The state is asking for more than $1 million from the federal government to fund electronic fingerprinting equipment known as biometrics for 17 state-owned rural airports across the state, and for Anchorage and Fairbanks, said Frank Richards, a maintenance engineer with the Department of Transportation and Public Facilities in Juneau.
The city-owned airport in Juneau will have to pursue its own funding for electronic fingerprinting machines, Richards said.
Joette Storm, an FAA spokeswoman in Anchorage, said it’s unclear whether the federal government will reimburse airports that purchase digital fingerprinting machines because the new regulations only require that airport employees be fingerprinted, either electronically or by dactyloscopy, the 100-year-old process of rolling fingers in ink and impressing them onto coated cards.
Richards said it’s impractical to expect airports to gather fingerprints from the old ink-transfer method since it takes several weeks to get results versus only hours if fingerprints are taken electronically.
Airport officials across the United States hope the digital fingerprinting machines will be funded either through a new government-imposed $2.50 passenger surcharge on airplane tickets or through airport improvement funds, traditionally used for construction upgrades.
Officials at Ted Stevens Anchorage International Airport have purchased two electronic fingerprint machines to get a jump on the year-end deadline.
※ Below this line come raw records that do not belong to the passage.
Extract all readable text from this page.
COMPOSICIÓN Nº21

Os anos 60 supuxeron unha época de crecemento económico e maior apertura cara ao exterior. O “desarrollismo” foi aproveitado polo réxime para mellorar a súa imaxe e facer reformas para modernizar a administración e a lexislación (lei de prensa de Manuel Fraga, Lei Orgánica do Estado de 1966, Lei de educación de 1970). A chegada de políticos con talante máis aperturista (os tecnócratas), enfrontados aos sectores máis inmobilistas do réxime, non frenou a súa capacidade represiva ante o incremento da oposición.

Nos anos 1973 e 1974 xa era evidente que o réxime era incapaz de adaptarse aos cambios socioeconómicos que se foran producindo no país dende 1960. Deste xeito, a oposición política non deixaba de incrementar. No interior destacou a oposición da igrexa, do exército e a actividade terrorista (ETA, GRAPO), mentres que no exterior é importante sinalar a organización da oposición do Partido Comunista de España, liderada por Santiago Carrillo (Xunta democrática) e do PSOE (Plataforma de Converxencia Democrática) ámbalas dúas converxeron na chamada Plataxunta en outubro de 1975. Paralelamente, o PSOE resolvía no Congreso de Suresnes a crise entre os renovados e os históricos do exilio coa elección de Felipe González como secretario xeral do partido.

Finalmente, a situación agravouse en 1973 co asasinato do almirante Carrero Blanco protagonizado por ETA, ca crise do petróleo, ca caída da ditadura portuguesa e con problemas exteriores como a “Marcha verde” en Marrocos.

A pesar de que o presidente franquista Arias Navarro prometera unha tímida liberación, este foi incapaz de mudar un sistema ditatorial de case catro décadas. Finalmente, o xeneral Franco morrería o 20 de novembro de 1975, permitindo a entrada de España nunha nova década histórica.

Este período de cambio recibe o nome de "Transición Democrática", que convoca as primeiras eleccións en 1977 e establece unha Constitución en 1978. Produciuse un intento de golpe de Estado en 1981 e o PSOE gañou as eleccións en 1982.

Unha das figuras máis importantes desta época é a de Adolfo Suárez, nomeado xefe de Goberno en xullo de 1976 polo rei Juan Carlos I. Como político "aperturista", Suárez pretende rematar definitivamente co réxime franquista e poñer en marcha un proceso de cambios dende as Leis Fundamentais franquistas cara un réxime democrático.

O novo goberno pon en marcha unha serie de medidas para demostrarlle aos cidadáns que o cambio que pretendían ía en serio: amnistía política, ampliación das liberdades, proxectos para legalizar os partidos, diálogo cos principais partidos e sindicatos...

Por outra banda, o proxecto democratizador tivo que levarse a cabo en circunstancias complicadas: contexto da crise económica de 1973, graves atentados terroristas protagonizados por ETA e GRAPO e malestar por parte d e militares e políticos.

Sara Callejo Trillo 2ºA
The machines arrived in early January, and officials are checking out some 8,000 airport employees, according to Terri Tibbe, airport security manager.
The two machines, manufactured by Identix Inc. of Los Gatos, Calif., cost the airport $73,000, Tibbe said.
Airports in San Francisco, Orlando and Washington, D.C., use machines manufactured by the same company.
It takes just a few minutes to record someone’s fingerprints and send them off to the FBI, which will send the results back in anywhere from a few hours to a few days, Tibbe said.
"This definitely is an increased measure in security, but it’s not the end-all," Tibbe said.
Tibbe said most airline and government employees working at the airport have their fingerprints on file with the FBI, but they have to be fingerprinted again under the new regulations.
One in 10 Anchorage residents are employed by an airport-related business, and Tibbe suspects there may be someone who is wanted for a crime and may show up on the FBI’s files. No one has quit because of the background checks, and Tibbe suspects the new regulations may prohibit people with outstanding criminal histories from applying for jobs.
Chuck Grandy, chief of safety at the Fairbanks International Airport, said an electronic fingerprinting machine should be in use at the airport by the middle of January.
Grandy said about 800 people who work at the airport will have to be fingerprinted, a process that should be completed by the end of summer, well before the FAA’s deadline.
"I think we can process four people an hour fairly easily," Grandy said.
Damon Wright, Identix Inc.’s director of investor and public relations, said his company’s digital fingerprint machines are not new to Alaska.
"A number of police forces there use them," Wright said.
Like many biometric companies, Identix’s stock rose sharply after the Sept. 11 terrorist attacks.
The company’s stock was trading at less than $4 before the attacks and soared as high as $15 in the months following. The stock was valued at about $12 on Jan. 11.